Refine the operating model. Companies need an operating model that breaks down organizational silos by optimizing processes and implementing standard operating procedures. They also must have appropriate governance to select and manage the right development projects. A refined operating model allows subject matter experts from several functions—clinical, data analytics, and regulatory—to agree on various topics early and at multiple touch points. It also promotes rapid, agile execution.
Develop strategies for accessing data and analytics capabilities. Access to the right set of data is essential for using SCAs effectively. Companies need to define their data access strategy early—options include building an in-house data repository, partnering with other pharma companies and groups, and buying data as needed. Companies should also designate real-world evidence “scouts” within their organization to help identify patient data sets and serve as interfaces between development teams and data providers. In addition, companies need to build their data analysis capabilities. This includes not only developing internal know-how but also partnering with big data companies to benefit from their complementary skill sets.
Influence adoption among trial teams. Trial teams that use SCAs will incur additional costs and risks that may lengthen their timeline. To increase adoption in the face of these challenges, companies should consider refining their governance model. This includes formalizing and implementing a mandatory SCA feasibility check by teams as part of the normal governance process of creating clinical developments plans. In addition, companies can consider providing trial teams that use SCAs with more time to complete studies or access to a centralized budget.

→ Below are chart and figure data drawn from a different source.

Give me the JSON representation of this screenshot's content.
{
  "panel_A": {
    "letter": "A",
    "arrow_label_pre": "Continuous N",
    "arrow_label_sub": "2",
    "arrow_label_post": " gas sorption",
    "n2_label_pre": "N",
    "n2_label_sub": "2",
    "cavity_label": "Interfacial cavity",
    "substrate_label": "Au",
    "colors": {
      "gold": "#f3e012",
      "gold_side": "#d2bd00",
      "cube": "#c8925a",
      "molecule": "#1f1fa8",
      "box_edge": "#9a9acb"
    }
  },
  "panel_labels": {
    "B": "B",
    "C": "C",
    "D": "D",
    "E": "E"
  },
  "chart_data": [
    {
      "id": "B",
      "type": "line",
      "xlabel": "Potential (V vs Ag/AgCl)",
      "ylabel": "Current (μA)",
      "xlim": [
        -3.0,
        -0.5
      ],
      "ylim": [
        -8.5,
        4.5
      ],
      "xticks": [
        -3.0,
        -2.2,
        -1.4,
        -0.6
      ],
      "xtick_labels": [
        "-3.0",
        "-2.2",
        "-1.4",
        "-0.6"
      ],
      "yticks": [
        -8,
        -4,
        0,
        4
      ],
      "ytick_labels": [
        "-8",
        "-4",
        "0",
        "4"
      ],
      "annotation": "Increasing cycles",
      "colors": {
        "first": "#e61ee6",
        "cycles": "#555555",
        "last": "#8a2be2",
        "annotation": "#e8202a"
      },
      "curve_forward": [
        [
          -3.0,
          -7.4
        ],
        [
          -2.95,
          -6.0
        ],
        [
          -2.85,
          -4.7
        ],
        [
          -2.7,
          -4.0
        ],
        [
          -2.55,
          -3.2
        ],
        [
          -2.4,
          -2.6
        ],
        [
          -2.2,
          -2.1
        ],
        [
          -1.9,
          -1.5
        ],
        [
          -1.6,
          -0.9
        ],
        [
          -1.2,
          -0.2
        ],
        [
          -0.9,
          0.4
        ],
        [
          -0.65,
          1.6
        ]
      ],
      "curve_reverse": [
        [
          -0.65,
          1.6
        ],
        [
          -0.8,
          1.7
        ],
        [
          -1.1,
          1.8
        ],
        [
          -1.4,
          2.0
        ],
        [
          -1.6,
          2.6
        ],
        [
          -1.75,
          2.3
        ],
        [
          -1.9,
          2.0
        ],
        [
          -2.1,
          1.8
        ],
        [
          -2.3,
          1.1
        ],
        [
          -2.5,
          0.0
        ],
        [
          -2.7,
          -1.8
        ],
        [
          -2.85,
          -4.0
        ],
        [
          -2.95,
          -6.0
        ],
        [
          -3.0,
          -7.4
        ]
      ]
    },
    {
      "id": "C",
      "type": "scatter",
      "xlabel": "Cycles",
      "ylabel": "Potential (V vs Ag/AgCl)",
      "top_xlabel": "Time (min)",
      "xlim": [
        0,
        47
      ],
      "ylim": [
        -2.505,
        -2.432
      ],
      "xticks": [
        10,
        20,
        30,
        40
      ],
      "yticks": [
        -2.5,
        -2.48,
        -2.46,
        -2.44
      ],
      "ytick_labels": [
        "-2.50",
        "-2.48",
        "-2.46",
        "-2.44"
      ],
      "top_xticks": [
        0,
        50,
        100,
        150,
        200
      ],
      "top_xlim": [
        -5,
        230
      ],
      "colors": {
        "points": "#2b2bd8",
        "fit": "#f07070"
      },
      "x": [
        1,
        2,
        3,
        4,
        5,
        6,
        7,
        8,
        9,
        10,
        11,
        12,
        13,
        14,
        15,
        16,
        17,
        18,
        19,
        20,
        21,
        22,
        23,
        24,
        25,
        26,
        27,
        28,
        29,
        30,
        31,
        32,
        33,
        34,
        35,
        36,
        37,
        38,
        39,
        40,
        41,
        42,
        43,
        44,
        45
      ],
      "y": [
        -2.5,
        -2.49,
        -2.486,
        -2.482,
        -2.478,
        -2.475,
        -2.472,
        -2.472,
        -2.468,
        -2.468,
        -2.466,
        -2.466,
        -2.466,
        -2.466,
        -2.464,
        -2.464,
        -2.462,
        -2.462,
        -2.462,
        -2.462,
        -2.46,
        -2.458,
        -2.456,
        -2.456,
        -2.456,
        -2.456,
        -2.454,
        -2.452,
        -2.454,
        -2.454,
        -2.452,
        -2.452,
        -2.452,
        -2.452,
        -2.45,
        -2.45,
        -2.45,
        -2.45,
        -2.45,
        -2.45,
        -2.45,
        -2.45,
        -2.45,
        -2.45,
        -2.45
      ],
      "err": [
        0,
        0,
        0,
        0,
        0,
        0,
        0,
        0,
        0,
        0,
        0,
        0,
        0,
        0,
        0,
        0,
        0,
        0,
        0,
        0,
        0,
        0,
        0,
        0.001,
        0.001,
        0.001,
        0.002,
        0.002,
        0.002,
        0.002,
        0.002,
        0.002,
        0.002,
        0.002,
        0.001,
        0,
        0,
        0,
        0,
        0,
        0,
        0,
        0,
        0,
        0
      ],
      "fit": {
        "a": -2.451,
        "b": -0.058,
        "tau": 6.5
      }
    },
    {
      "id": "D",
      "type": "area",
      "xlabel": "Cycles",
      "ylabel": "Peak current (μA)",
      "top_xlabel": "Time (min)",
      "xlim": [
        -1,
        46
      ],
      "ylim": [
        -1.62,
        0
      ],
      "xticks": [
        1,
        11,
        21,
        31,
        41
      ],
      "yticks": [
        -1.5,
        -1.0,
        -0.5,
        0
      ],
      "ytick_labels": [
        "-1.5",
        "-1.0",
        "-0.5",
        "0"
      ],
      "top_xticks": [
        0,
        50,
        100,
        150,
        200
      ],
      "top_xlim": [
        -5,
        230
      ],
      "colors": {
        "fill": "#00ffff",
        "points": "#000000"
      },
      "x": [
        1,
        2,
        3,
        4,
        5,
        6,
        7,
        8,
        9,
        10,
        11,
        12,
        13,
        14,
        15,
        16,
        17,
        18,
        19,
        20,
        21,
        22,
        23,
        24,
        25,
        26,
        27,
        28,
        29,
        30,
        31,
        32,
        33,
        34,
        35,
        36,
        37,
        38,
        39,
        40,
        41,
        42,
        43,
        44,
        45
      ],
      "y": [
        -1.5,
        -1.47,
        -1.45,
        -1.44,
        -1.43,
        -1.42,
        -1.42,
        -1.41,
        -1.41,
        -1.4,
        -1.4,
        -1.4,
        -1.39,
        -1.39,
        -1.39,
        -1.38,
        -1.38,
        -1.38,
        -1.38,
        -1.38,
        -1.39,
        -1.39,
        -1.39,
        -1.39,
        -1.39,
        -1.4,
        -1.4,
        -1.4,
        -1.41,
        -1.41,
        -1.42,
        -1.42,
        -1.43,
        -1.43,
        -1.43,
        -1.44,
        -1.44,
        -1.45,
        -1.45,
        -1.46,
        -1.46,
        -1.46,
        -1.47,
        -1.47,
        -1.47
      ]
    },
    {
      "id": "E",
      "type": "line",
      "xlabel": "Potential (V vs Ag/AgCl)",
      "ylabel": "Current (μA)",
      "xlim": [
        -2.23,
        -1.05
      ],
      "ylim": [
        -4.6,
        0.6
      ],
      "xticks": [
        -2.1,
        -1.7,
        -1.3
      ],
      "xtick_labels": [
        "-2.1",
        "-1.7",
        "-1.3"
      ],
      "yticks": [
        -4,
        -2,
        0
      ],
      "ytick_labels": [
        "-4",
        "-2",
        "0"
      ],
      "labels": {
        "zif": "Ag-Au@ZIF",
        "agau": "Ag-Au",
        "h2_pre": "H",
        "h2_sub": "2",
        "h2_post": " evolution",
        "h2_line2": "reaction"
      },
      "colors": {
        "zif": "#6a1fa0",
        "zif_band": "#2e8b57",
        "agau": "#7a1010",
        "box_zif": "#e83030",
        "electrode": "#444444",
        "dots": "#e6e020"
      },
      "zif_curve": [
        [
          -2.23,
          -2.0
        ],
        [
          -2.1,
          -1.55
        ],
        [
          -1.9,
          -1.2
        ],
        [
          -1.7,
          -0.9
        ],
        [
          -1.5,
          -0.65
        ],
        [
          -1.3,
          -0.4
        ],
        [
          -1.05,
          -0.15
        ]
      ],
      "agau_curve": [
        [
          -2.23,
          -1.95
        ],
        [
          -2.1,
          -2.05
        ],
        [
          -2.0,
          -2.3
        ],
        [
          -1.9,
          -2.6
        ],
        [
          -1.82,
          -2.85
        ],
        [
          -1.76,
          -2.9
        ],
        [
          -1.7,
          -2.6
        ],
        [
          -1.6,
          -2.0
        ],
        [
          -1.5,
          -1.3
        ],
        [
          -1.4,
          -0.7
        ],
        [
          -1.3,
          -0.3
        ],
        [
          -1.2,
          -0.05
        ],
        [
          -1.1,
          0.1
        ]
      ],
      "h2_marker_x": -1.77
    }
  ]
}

Define a roadmap toward utilization. Developing a roadmap begins with identifying which relevant data sets are currently available in the organization and which SCA initiatives are already underway. For companies that have not yet started to use SCAs, it is especially important to initiate pilots in order to gain experience, build the right network of external partners, and initiate internal lighthouse projects that serve as examples for the organization. To track progress, companies should establish a set of KPIs that measure whether development teams are ramping up their SCA efforts. Relevant KPIs include the number of SCAs used or the number of clinical development plans the team has considered for SCA use by exploring the availability of suitable methodologies and data. KPIs should also be created to gauge whether opportunities have been captured—such as the number of patients replaced with SCAs.